Seated forward bends are recommended as poses that foster a calm state of mind because you are quiet and sedate and, as well, promote humility because you keep your gaze downward and your demeanour introverted.
Well, that’s what the yoga textbooks say is supposed to happen. This particular family of poses was the most challenging for me in my early days of yoga because I felt I wasn’t at good at them. In fact, sometimes I would shed tears when I practised forward bends as practising them brought up issues of low self-esteem. I frequently compared myself to the most bendy students in a class or even to the teacher, and, in my eyes, I came off badly.
I’m probably a good recommendation for consistent yoga practice. Hanging in there for 40-plus years I eventually developed a completely different relationship to forward bends. In reality, I experienced an attitude adjustment with most poses, and I don’t even remember when it changed. What made a big impact was dropping how competitive I was, both with others and myself.

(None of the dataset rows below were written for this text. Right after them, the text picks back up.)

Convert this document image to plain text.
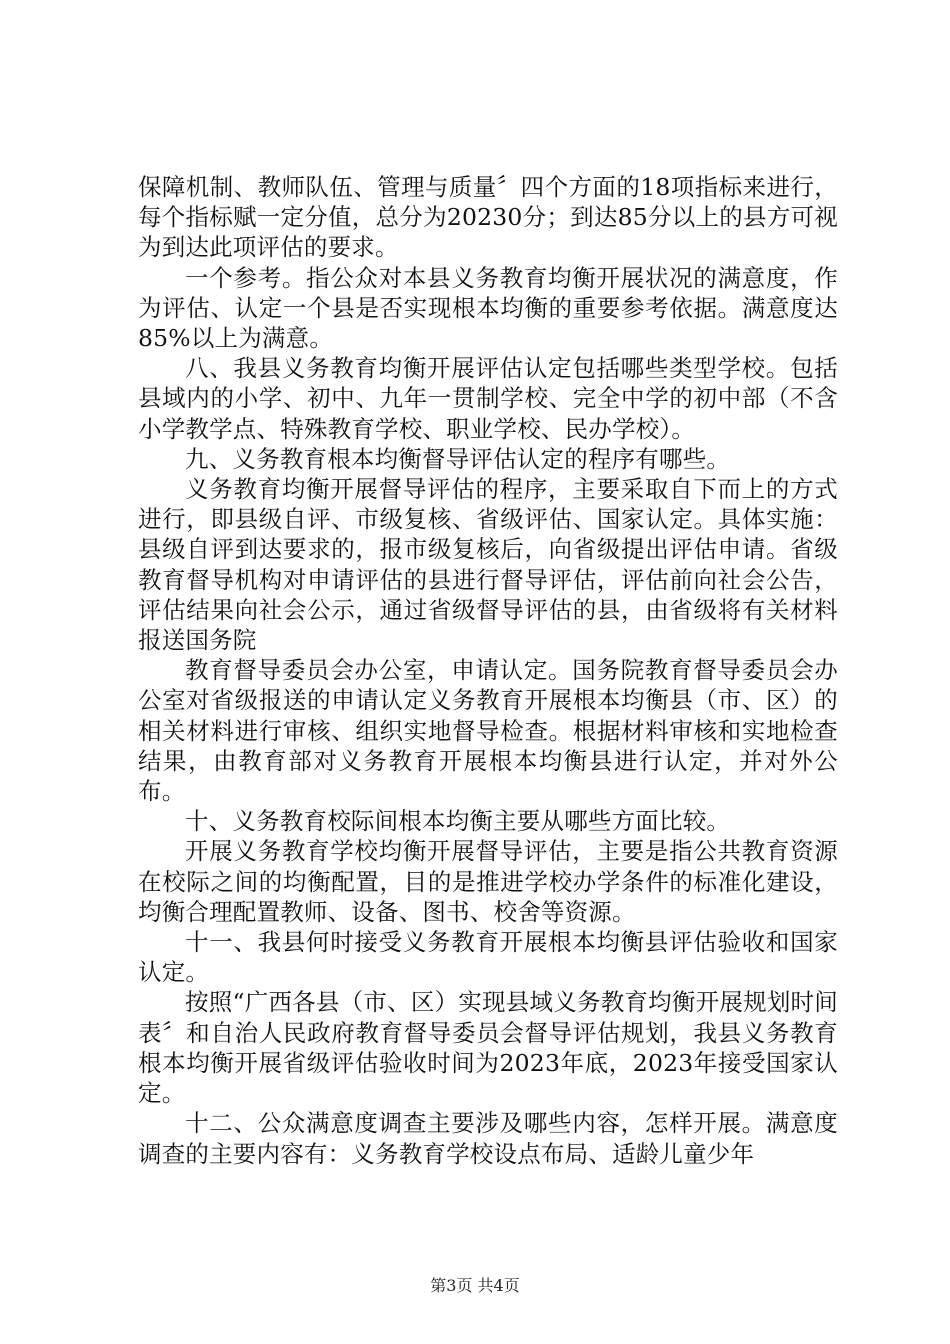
保障机制、教师队伍、管理与质量〞四个方面的18项指标来进行，每个指标赋一定分值，总分为20230分；到达85分以上的县方可视为到达此项评估的要求。

一个参考。指公众对本县义务教育均衡开展状况的满意度，作为评估、认定一个县是否实现根本均衡的重要参考依据。满意度达85%以上为满意。

八、我县义务教育均衡开展评估认定包括哪些类型学校。包括县域内的小学、初中、九年一贯制学校、完全中学的初中部（不含小学教学点、特殊教育学校、职业学校、民办学校）。

九、义务教育根本均衡督导评估认定的程序有哪些。

义务教育均衡开展督导评估的程序，主要采取自下而上的方式进行，即县级自评、市级复核、省级评估、国家认定。具体实施：县级自评到达要求的，报市级复核后，向省级提出评估申请。省级教育督导机构对申请评估的县进行督导评估，评估前向社会公告，评估结果向社会公示，通过省级督导评估的县，由省级将有关材料报送国务院

教育督导委员会办公室，申请认定。国务院教育督导委员会办公室对省级报送的申请认定义务教育开展根本均衡县（市、区）的相关材料进行审核、组织实地督导检查。根据材料审核和实地检查结果，由教育部对义务教育开展根本均衡县进行认定，并对外公布。

十、义务教育校际间根本均衡主要从哪些方面比较。

开展义务教育学校均衡开展督导评估，主要是指公共教育资源在校际之间的均衡配置，目的是推进学校办学条件的标准化建设，均衡合理配置教师、设备、图书、校舍等资源。

十一、我县何时接受义务教育开展根本均衡县评估验收和国家认定。

按照“广西各县（市、区）实现县域义务教育均衡开展规划时间表〞和自治人民政府教育督导委员会督导评估规划，我县义务教育根本均衡开展省级评估验收时间为2023年底，2023年接受国家认定。

十二、公众满意度调查主要涉及哪些内容，怎样开展。满意度调查的主要内容有：义务教育学校设点布局、适龄儿童少年

第3页 共4页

What was the difference? I finally came to be interested in what was happening when I did a pose like the open splits (upavistha konasana) or the double leg forward stretch (paschiomottanasana). It’s amazing what can show up when one has an attitude of curiosity, and what might be learned that makes practising the poses more yogic – that is, releasing, relaxing, sweet.
Here’s a version of a forward bend to help you face the twin bugbears – being aggressieve or being despairing. Supported x-leg forward bend offers a spinal stretch and, at the same, time gets your hamstrings out of the way; tight ‘hammies’ are always a big challenge if you have a stiffer body. However, if you are more flexible, you might want to do this pose with a lower support, say, resting your head on a bolster or foam block. Stay in the pose for a few minutes in the spirit of inquisitiveness, and the prize might be a feeling of peace.